2:03 — A task force of four bucket trucks has started work on High Ridge, which is closed from Catoonah Street south to the intersection with King Lane and Peaceable Street. There are new or repaired utility poles along that stretch, and the line crews are there to put the wires back up. The dangerous looking ‘leaner’ pole that was held up by the wires near Griffith Lane has been taken care of. The trucks are from Miller Construction of Vincennes, Ind., and the crews include men from Kentucky, Tennessee and Illinois.
12:45 — Suddenly the total changes: 34% online. That’s 3,536 CL&P customers with power, 7,139 without. That probably reflects the recent activation of some customers on Barry Avenue, High Ridge, and Ivy Hill.
12:16 p.m. — 71% of Ridgefield now without power, CL&P reports.
11:17 — Major line work happening on lower Branchville Road. Traffic is detouring over Old Branchville.
9 a.m. — Convoys of trucks have been arriving in town — one, a least a half dozen crews, was seen headed out toward West Mountain.
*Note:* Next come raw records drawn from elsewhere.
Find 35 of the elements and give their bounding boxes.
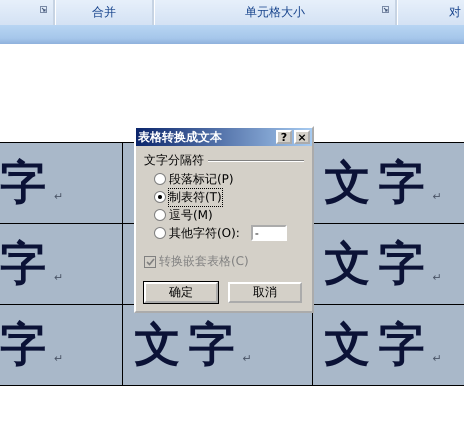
paragraph-mark: ↵ xyxy=(54,271,64,284)
option-label: 制表符(T) xyxy=(169,188,222,206)
paragraph-mark: ↵ xyxy=(242,352,252,365)
option-label: 其他字符(O): xyxy=(169,224,240,242)
checkbox-label: 转换嵌套表格(C) xyxy=(159,253,249,270)
dialog-button[interactable]: 取消 xyxy=(228,282,302,303)
group-label: 单元格大小 xyxy=(245,4,305,21)
paragraph-mark: ↵ xyxy=(432,190,442,203)
paragraph-mark: ↵ xyxy=(432,352,442,365)
cell-text: 文字 xyxy=(134,317,242,371)
cell-text: 文字 xyxy=(324,155,432,209)
dialog-button[interactable]: 确定 xyxy=(144,282,218,303)
close-button[interactable]: × xyxy=(294,130,310,144)
help-button[interactable]: ? xyxy=(276,130,292,144)
dialog-launcher-icon[interactable] xyxy=(382,6,389,13)
option-label: 逗号(M) xyxy=(169,206,213,224)
cell-text: 字 xyxy=(0,155,54,209)
radio-button[interactable] xyxy=(154,173,166,185)
dialog-title: 表格转换成文本 xyxy=(138,128,223,146)
radio-button[interactable] xyxy=(154,191,166,203)
paragraph-mark: ↵ xyxy=(54,190,64,203)
group-label: 对 xyxy=(449,4,461,21)
separator-field[interactable]: - xyxy=(250,225,287,241)
dialog-launcher-icon[interactable] xyxy=(40,6,47,13)
group-label: 合并 xyxy=(92,4,116,21)
cell-text: 字 xyxy=(0,317,54,371)
radio-button[interactable] xyxy=(154,227,166,239)
radio-button[interactable] xyxy=(154,209,166,221)
group-label: 文字分隔符 xyxy=(144,152,204,169)
cell-text: 文字 xyxy=(324,317,432,371)
option-label: 段落标记(P) xyxy=(169,170,234,188)
cell-text: 字 xyxy=(0,236,54,290)
paragraph-mark: ↵ xyxy=(54,352,64,365)
cell-text: 文字 xyxy=(324,236,432,290)
paragraph-mark: ↵ xyxy=(432,271,442,284)
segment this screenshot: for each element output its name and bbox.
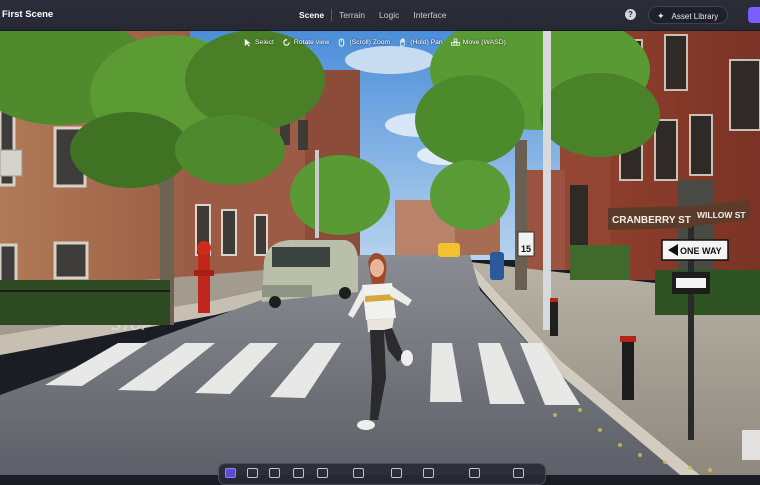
scale-tool-icon[interactable] <box>293 468 304 478</box>
one-way-sign: ONE WAY <box>680 246 722 256</box>
camera-tool-icon[interactable] <box>423 468 434 478</box>
select-tool-icon[interactable] <box>225 468 236 478</box>
rotate-icon <box>283 37 290 46</box>
hint-rotate-label: Rotate view <box>293 38 330 46</box>
tab-terrain[interactable]: Terrain <box>332 0 372 30</box>
speed-limit-sign: 15 <box>521 244 531 254</box>
hint-rotate: Rotate view <box>282 36 330 48</box>
transform-tool-icon[interactable] <box>353 468 364 478</box>
snap-tool-icon[interactable] <box>317 468 328 478</box>
top-bar: First Scene Scene Terrain Logic Interfac… <box>0 0 760 31</box>
street-sign-cranberry: CRANBERRY ST <box>612 215 691 226</box>
cursor-icon <box>244 38 251 47</box>
hint-zoom: (Scroll) Zoom <box>337 36 390 48</box>
bottom-toolbar <box>218 463 546 485</box>
user-avatar[interactable] <box>748 7 760 23</box>
view-tool-icon[interactable] <box>513 468 524 478</box>
move-tool-icon[interactable] <box>247 468 258 478</box>
hint-move: Move (WASD) <box>450 36 506 48</box>
hint-pan-label: (Hold) Pan <box>410 38 443 46</box>
scene-title[interactable]: First Scene <box>2 0 53 30</box>
tab-logic[interactable]: Logic <box>372 0 406 30</box>
wasd-icon <box>450 38 460 46</box>
sparkle-icon: ✦ <box>657 11 665 21</box>
asset-library-button[interactable]: ✦ Asset Library <box>648 6 728 24</box>
mode-tabs: Scene Terrain Logic Interface <box>292 0 453 30</box>
frame-tool-icon[interactable] <box>391 468 402 478</box>
tab-interface[interactable]: Interface <box>406 0 453 30</box>
asset-library-label: Asset Library <box>671 12 719 21</box>
scene-viewport[interactable]: STOP 15 CRANBERRY ST WILLOW ST ONE WAY <box>0 0 760 475</box>
hint-zoom-label: (Scroll) Zoom <box>349 38 391 46</box>
hint-move-label: Move (WASD) <box>462 38 506 46</box>
grid-tool-icon[interactable] <box>469 468 480 478</box>
hint-select-label: Select <box>255 38 274 46</box>
controls-hint-bar: Select Rotate view (Scroll) Zoom (Hold) … <box>243 36 506 48</box>
mouse-icon <box>339 37 345 47</box>
rotate-tool-icon[interactable] <box>269 468 280 478</box>
hand-icon <box>400 38 405 46</box>
hint-select: Select <box>243 36 274 48</box>
hint-pan: (Hold) Pan <box>398 36 443 48</box>
street-sign-willow: WILLOW ST <box>697 210 746 220</box>
tab-scene[interactable]: Scene <box>292 0 331 30</box>
help-icon[interactable]: ? <box>625 9 636 20</box>
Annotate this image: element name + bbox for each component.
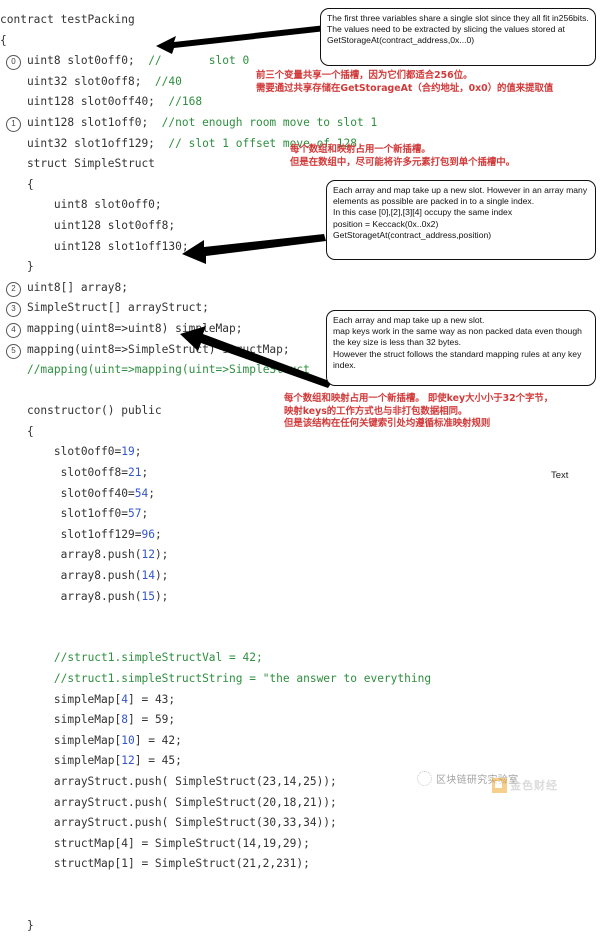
code-line: 1 uint128 slot1off0; //not enough room m… [0,113,431,134]
slot-index-badge: 0 [6,55,21,71]
code-line-text: mapping(uint8=>uint8) simpleMap; [0,321,243,335]
code-line: arrayStruct.push( SimpleStruct(30,33,34)… [0,813,431,834]
code-line-text: slot0off0=19; [0,445,142,459]
code-line-text: uint128 slot1off0; //not enough room mov… [0,115,378,129]
code-line: array8.push(12); [0,545,431,566]
cn-note-array-packing: 每个数组和映射占用一个新插槽。 但是在数组中，尽可能将许多元素打包到单个插槽中。 [290,144,516,168]
code-line: simpleMap[12] = 45; [0,751,431,772]
code-line-text: arrayStruct.push( SimpleStruct(30,33,34)… [0,816,337,830]
code-line: arrayStruct.push( SimpleStruct(20,18,21)… [0,793,431,814]
slot-index-badge: 5 [6,343,21,359]
watermark-ring-icon [417,771,432,786]
slot-index-badge: 4 [6,322,21,338]
code-line-text: uint128 slot0off8; [0,218,176,232]
code-line-text: } [0,919,34,933]
code-line-text: slot0off40=54; [0,486,155,500]
code-line-text: slot1off129=96; [0,527,162,541]
code-line-text: { [0,177,34,191]
slot-index-badge: 1 [6,116,21,132]
brand-square-icon [492,777,507,793]
code-line: simpleMap[8] = 59; [0,710,431,731]
callout-map-rules: Each array and map take up a new slot. m… [326,310,596,386]
code-line-text: //struct1.simpleStructString = "the answ… [53,672,432,685]
slot-index-badge: 3 [6,302,21,318]
code-line [0,607,431,628]
code-line-text: array8.push(12); [0,548,169,562]
code-line-text: simpleMap[8] = 59; [0,713,176,727]
code-line-text: arrayStruct.push( SimpleStruct(20,18,21)… [0,795,337,809]
code-line-text: slot1off0=57; [0,507,149,521]
text-label: Text [551,470,569,481]
code-line-text: structMap[1] = SimpleStruct(21,2,231); [0,857,310,871]
callout-slot-packing: The first three variables share a single… [320,8,596,66]
code-line-text: contract testPacking [0,13,135,26]
code-line: array8.push(14); [0,566,431,587]
code-line-text: arrayStruct.push( SimpleStruct(23,14,25)… [0,774,337,788]
code-line-text: structMap[4] = SimpleStruct(14,19,29); [0,836,310,850]
code-line: slot1off0=57; [0,504,431,525]
code-line [0,628,431,649]
code-line-text: simpleMap[4] = 43; [0,692,176,706]
code-line: arrayStruct.push( SimpleStruct(23,14,25)… [0,772,431,793]
code-line-text: { [0,424,34,438]
code-line: uint128 slot0off40; //168 [0,92,431,113]
cn-note-map-rules: 每个数组和映射占用一个新插槽。 即使key大小小于32个字节， 映射keys的工… [284,393,554,430]
code-line-text: { [0,33,7,47]
screenshot-canvas: contract testPacking {0 uint8 slot0off0; … [0,0,600,932]
code-line-text: constructor() public [0,404,162,418]
code-line: } [0,257,431,278]
code-line-text: //mapping(uint=>mapping(uint=>SimpleStru… [26,363,310,377]
watermark-brand: 金色财经 [492,777,558,793]
code-line: } [0,916,431,937]
code-line: slot0off8=21; [0,463,431,484]
code-line: //struct1.simpleStructVal = 42; [0,648,431,669]
code-line-text: simpleMap[12] = 45; [0,754,182,768]
code-line-text: } [0,260,34,274]
code-line-text: slot0off8=21; [0,466,149,480]
code-line-text: uint8 slot0off0; [0,198,162,212]
code-line [0,896,431,917]
code-line [0,875,431,896]
code-line: structMap[4] = SimpleStruct(14,19,29); [0,834,431,855]
watermark-brand-text: 金色财经 [510,779,558,792]
code-line: slot0off0=19; [0,442,431,463]
code-line: simpleMap[10] = 42; [0,731,431,752]
code-line: slot1off129=96; [0,525,431,546]
code-line-text: array8.push(15); [0,589,169,603]
code-line: slot0off40=54; [0,484,431,505]
code-line-text: uint32 slot0off8; //40 [0,74,182,88]
code-line-text: uint128 slot0off40; //168 [0,95,203,109]
code-line-text: mapping(uint8=>SimpleStruct) structMap; [0,342,290,356]
code-line-text: simpleMap[10] = 42; [0,733,182,747]
code-line: structMap[1] = SimpleStruct(21,2,231); [0,854,431,875]
code-line-text: struct SimpleStruct [0,157,155,171]
code-line: array8.push(15); [0,587,431,608]
code-line-text: uint128 slot1off130; [0,239,189,253]
cn-note-slot-packing: 前三个变量共享一个插槽，因为它们都适合256位。 需要通过共享存储在GetSto… [256,70,554,94]
code-line-text: //struct1.simpleStructVal = 42; [53,651,263,665]
code-line: 2 uint8[] array8; [0,278,431,299]
callout-array-packing: Each array and map take up a new slot. H… [326,180,596,260]
slot-index-badge: 2 [6,281,21,297]
code-line-text: SimpleStruct[] arrayStruct; [0,301,209,315]
code-line-text: uint8 slot0off0; // slot 0 [0,54,250,68]
code-line-text: array8.push(14); [0,569,169,583]
code-line: //struct1.simpleStructString = "the answ… [0,669,431,690]
code-line: simpleMap[4] = 43; [0,690,431,711]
Many state highway trucks working state roads.
8:45 — Traffic lights in center are working.
6 a.m. — There is a “boil water advisory” for those who are on Aquarion Water Company wells at the Ridgefield Lakes only. This information comes from State Health Department website. (There had been no announcement of this from the first selectman, from the town health department, or from Aquarion, the water company that provides most of Ridgefield’s ‘public’ water.) The advisory does not mean the water IS unsafe, but that it MAY be. The State Health Dept. often issues such advisories after major storms. Small well systems do not have the safeguards of major water supplies, such as Aquarion’s reservoir service, which most Ridgefielders on ‘public’ water have. State Health Dept says: To disinfect water, use ONE of the following methods: 1. Boil at a rolling boil for one minute (make sure water is clear of floating pieces before boiling); OR, 2. add 8 drops of liquid chlorine bleach per gallon of clear water or 16 drops per gallon for cloudy water — do not use bleach that has perfumes or ingredients other than sodium hypochlorite as it may be toxic; OR, 3. Add water purification tablets according to directions on the package. Mix completely and let water stand 30 minutes before using. Click here for more information.
5:30 a.m. — Good morning. At 5 o’clock, the power restoration was at 32%, the same as last night, and 8% less than Thursday morning, when it was 40%. A total of 3,366 customers have power; 7,309 don’t. One explanation for the reduction is that working circuits were shut down to repair side circuits. Another may be that some circuits that were energized were found to be unsafe or unstable. There were 19 line crews working in town Thursday, along a greater number of tree crews and 22 national guardsmen. They and more workers are expected today. Many of yesterday’s crews did not get out until early afternoon. “This isn’t going to be fixed tomorrow, or Saturday,” First Selectman Rudy Marconi said last night. “There’s a tremendous amount of work. It’s going to take a while.”